Programme N° 4 : Implantation Durable de l'Aquaculture

Sous-Programme "Région Maritime et Région des Plateaux"
- Développement de la pisciculture artisanale

Sous-Programme " Régions Centrale, de la Kara et des Savanes"
- Valorisation de l'exploitation halieutique et piscicole de retenues d'eau

2.4 Stratégie spécifique et mesure de gestion

Dans le cadre de la mise en œuvre du Programme National d'Appui aux Services Agricoles (PNASA) financé par la Banque Mondiale:

  • l'Administration chargée des pêches a connu une restructuration regroupant sous la même Direction toute la coordination des activités touchant la secteur ;

  • la formation du personnel des Services agricoles dont la pêche ;

  • un appui à la formation et l'organisation des structures privées ;

  • l'établissement de relation de partenariat entre les structures administratives et privées des pêches et

  • la mise en place d'une réglementation des pêches acceptable par tout le monde à travers des concertations entre les principaux partenaires notamment l'Administration des Pêches, la Recherche et l'organisation socioprofessionnelle.

Cette réglementation s'articule autour de la loi N° 98-012 du 11 juin 1998 portant réglementation des pêches qui est brièvement ci dessous présentée.

L'exercice des pêches au Togo est soumis aux dispositions de la loi n° 98-012 du 11 juin 1998 portant réglementation de la pêche et de la loi n° 88-14 du 3 novembre 1988 portant code de l'environnement en vue d'une gestion planifiée de l'exploitation des ressources biologiques et d'une meilleure conservation de la faune aquatique.

Les pêches commerciale, scientifique et sportive sont soumises à une autorisation préalable.

La loi n° 98-012 du 11 juin 1998 portant réglementation de la pêche prévoit 10 décrets d'application dont un seul est actuellement adopté. Il s'agit du Décret fixant les règles sanitaires qui doivent régir la production et la mise sur le marché des produits de la pêche.

Il est crée auprès du Ministre chargé des pêches un Comité Interministériel et Interprofessionnel consultatif de pêche chargé de la coordination des activités et du suivi de la politique nationale de pêche.

La constitution d'un fonds de développement de la pêche des pêches est prévue

2.4.1 Mesures de gestion des pêches maritimes

La pêche maritime est répartie en deux catégories :

La première est réservée aux embarcations ne pouvant pas passer plus de 72 heures en mer.
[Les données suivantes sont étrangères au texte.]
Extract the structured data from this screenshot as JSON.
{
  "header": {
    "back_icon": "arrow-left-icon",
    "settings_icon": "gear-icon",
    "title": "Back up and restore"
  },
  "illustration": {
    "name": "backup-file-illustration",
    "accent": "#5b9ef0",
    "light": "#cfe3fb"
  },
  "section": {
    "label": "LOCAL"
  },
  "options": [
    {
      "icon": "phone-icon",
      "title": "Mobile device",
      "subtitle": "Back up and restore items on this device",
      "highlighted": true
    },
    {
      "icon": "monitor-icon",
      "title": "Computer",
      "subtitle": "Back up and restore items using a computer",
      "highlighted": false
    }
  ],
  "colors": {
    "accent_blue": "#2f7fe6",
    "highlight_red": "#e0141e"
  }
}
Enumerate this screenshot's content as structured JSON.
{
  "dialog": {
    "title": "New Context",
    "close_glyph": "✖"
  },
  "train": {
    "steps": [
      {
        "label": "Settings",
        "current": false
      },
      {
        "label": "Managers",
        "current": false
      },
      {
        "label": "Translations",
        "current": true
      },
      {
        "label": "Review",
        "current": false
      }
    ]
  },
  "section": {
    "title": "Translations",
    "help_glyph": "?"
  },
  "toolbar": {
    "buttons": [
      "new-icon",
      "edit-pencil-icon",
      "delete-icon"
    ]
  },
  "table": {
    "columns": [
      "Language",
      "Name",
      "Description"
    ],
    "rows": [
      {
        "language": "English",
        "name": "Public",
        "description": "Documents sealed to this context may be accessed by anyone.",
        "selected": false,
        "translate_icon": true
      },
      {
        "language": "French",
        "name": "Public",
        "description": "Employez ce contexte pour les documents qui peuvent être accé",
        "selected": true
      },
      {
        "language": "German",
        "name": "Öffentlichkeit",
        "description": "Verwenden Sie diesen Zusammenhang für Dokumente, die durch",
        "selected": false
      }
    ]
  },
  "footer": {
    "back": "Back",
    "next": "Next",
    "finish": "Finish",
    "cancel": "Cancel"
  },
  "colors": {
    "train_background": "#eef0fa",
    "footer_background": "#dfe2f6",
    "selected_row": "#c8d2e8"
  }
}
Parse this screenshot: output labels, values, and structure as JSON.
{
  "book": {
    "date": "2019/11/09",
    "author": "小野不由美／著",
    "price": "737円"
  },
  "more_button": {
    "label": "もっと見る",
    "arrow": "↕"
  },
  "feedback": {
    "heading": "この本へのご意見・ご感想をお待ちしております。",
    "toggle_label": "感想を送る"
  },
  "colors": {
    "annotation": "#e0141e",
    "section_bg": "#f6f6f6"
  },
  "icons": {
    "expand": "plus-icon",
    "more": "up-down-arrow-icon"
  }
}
Ces embarcations sont de la pêche artisanale ou traditionnelle.
La deuxième est pratiquée par les navires pouvant naviguer plus de 72 heures et est donc la pêche semi industrielle ou industrielle.

La pêche maritime est pratiquée sous licence d'exploitation annuelle délivrée aux navires battant pavillon togolais, aux navires des autres Etats ayant conclu des accords de pêche avec le Togo, aux pêcheurs traditionnels togolais ou étrangers par le Ministre chargé des pêches ou par le Directeur de l'Elevage et de la pêche.

Le montant de la redevance est déterminé en fonction des différentes catégories d'embarcations et suivant les modalités prévues par la loi de finances.

Il est interdit de tuer, blesser ou poursuivre des mammifères ou autres animaux protégés tels que les tortues marines sur toute l'étendue des eaux sous juridiction togolaise.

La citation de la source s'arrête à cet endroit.